Nails Delicato was a tiny place, staffed by four dramatically coiffed manicurists who appeared to be teetering on the shaky fence that separated high-fashion models from high-priced hookers. No one seemed to notice or care that Gurney was the only male customer. The manicurist to whom he was assigned looked sleepy. Apart from apologizing several times for yawning while she was working on his nails, she said nothing until she was almost at the end of the process, applying a transparent polish.
“Yo
u have nice hands,” she observed. “You should take better care of them.” Her voice was both young and weary, and it seemed to resonate with the matter-of-fact sadness in her eyes.
As he was paying on the way out, he bought a small tube of hair gel from the display of creams and cosmetics on the counter. He opened the tube, spread a bit of the gel on his palms, and rubbed it into his hair, aiming for the disarranged look so popular at the moment.
“What do you think?” he asked the blankly beautiful young woman in charge of collecting the money. The question engaged her to a degree that surprised him. She blinked several times as if being summoned from a dream, came around to the front of the counter, and studied his head from various angles.
“Can I …?” she asked.
“Absolutely.”
She ran her fingers through his hair in rapid zigzags, flicking it this way and that and pulling up on bits of it to make it spikier. After a minute or two, she stepped back, her eyes lighting up with pleasure.
“That’s it!” she declared. “That’s the real you!”
He burst out laughing, which seemed to confuse her. Still laughing, he took her hand and, on an impulse, kissed it for no sensible reason he could think of—which also seemed to confuse her, but more pleasantly. Then he stepped out into the Florida steam bath and back into the Mercedes and gave the driver the address of Darryl Becker’s gym.
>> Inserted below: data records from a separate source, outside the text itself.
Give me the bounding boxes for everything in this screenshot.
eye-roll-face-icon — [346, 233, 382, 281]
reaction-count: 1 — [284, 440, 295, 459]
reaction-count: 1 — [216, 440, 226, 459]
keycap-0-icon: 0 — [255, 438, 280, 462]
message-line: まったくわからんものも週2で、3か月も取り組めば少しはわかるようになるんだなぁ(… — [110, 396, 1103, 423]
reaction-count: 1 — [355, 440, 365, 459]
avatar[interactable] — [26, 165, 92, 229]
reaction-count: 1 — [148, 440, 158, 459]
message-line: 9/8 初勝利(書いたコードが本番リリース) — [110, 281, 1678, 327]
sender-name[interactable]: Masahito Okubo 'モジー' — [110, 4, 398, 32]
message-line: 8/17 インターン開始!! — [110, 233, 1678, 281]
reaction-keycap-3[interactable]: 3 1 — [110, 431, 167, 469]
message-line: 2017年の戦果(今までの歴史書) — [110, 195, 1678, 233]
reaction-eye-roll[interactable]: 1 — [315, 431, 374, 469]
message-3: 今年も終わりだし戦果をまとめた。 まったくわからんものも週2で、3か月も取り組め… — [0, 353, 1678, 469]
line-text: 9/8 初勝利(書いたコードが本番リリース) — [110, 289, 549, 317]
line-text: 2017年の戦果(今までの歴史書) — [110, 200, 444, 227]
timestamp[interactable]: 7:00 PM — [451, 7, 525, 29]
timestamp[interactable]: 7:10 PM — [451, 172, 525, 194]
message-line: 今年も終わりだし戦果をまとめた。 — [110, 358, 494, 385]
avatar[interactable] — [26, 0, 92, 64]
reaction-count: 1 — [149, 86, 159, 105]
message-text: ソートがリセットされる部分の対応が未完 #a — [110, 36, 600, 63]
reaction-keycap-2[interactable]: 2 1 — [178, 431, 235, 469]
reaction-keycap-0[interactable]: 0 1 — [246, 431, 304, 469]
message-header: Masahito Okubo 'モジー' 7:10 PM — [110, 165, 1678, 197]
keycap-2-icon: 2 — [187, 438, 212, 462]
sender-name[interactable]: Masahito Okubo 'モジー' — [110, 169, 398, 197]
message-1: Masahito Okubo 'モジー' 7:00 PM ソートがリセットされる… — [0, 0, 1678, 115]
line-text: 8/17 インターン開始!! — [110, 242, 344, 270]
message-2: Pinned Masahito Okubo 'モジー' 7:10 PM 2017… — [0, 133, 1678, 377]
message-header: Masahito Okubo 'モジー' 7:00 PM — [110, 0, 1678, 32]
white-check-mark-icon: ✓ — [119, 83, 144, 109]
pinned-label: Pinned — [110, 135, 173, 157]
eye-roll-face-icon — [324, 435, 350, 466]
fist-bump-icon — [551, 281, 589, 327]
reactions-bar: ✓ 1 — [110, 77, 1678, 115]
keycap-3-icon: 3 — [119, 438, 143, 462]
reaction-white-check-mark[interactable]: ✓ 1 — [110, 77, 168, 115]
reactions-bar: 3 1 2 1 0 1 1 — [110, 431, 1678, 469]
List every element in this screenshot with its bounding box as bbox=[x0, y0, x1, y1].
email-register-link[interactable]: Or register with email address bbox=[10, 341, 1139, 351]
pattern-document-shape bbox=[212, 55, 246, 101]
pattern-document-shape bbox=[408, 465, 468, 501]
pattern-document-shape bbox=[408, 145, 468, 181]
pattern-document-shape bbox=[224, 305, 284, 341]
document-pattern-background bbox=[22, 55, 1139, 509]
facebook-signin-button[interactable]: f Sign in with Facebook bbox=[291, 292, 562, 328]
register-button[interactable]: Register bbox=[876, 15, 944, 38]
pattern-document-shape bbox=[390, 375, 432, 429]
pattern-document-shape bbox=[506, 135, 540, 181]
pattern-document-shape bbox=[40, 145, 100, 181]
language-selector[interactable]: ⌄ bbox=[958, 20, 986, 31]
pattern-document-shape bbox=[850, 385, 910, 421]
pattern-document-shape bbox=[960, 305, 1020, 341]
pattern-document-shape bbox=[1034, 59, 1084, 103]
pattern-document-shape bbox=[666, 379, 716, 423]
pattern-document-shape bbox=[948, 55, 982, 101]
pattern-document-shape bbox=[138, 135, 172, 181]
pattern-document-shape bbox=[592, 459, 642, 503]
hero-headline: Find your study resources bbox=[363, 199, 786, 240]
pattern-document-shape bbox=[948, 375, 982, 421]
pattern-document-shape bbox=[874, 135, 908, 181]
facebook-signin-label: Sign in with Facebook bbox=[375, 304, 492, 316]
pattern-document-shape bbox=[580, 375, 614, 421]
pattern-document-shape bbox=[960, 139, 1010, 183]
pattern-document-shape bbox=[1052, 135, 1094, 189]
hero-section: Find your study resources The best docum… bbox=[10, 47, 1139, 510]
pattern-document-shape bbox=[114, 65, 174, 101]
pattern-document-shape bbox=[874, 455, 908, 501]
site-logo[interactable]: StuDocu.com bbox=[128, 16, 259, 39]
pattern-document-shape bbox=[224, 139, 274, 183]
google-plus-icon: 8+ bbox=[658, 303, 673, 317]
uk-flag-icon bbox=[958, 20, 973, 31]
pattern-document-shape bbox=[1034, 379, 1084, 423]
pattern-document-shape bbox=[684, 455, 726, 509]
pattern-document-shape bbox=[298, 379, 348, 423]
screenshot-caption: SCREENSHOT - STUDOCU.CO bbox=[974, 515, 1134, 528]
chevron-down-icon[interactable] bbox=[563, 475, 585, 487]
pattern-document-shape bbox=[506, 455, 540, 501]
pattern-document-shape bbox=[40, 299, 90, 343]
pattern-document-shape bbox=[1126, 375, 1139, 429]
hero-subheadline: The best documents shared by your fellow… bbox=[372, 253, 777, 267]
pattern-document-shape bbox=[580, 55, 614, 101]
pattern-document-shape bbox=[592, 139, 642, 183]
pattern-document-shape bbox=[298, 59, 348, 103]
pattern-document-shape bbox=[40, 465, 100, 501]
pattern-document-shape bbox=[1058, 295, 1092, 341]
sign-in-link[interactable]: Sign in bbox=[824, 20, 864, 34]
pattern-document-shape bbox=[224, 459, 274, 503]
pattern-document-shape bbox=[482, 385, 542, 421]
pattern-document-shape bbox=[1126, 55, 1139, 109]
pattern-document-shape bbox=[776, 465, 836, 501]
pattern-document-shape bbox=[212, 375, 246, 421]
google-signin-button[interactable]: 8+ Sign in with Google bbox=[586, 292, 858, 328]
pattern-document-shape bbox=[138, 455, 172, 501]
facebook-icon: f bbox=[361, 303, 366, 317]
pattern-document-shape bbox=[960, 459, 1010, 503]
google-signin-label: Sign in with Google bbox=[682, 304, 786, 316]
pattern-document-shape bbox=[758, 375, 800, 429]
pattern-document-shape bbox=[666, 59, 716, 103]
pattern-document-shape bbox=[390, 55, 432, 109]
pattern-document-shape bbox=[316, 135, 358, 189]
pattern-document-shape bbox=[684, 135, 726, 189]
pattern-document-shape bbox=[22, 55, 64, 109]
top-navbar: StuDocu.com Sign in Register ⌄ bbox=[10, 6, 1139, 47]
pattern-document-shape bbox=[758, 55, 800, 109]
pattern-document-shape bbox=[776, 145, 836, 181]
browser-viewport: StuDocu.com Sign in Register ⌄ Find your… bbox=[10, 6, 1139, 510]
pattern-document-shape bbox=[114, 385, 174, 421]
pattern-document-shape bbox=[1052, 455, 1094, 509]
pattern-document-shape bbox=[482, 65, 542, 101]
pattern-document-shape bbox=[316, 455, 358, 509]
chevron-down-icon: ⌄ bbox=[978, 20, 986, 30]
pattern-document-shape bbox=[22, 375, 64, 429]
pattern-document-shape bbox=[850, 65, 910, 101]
“We need to pick up a couple of guys in West Palm,” he explained. “Then we’re going to visit a man on South Ocean Boulevard.”
Chapter 60
Dancing with the devil
As anyone who’d attended one of his academy lectures quickly realized, Gurney’s approach to undercover work was more complex than the average detective’s. It wasn’t just a matter of wrapping yourself in the manners, attitudes, and backstory of an assumed identity. It was more devious than that, and proportionally more difficult to manage. His “layered” approach involved creating a complex persona for the target to penetrate, a code for the target to break, a path the target could follow to arrive at the beliefs Gurney wanted him to embrace.
The current situation, however, added another dimension of difficulty. He had in past instances always known precisely what end-point belief about his identity he wanted his target to arrive at. But this time he didn’t. Because the appropriate identity would depend on the exact nature of the Karnala operation and Ballston’s connection to it—both still unknowns in the equation. It left Gurney in the position of having to feel his way forward, knowing that a misstep could be fatal.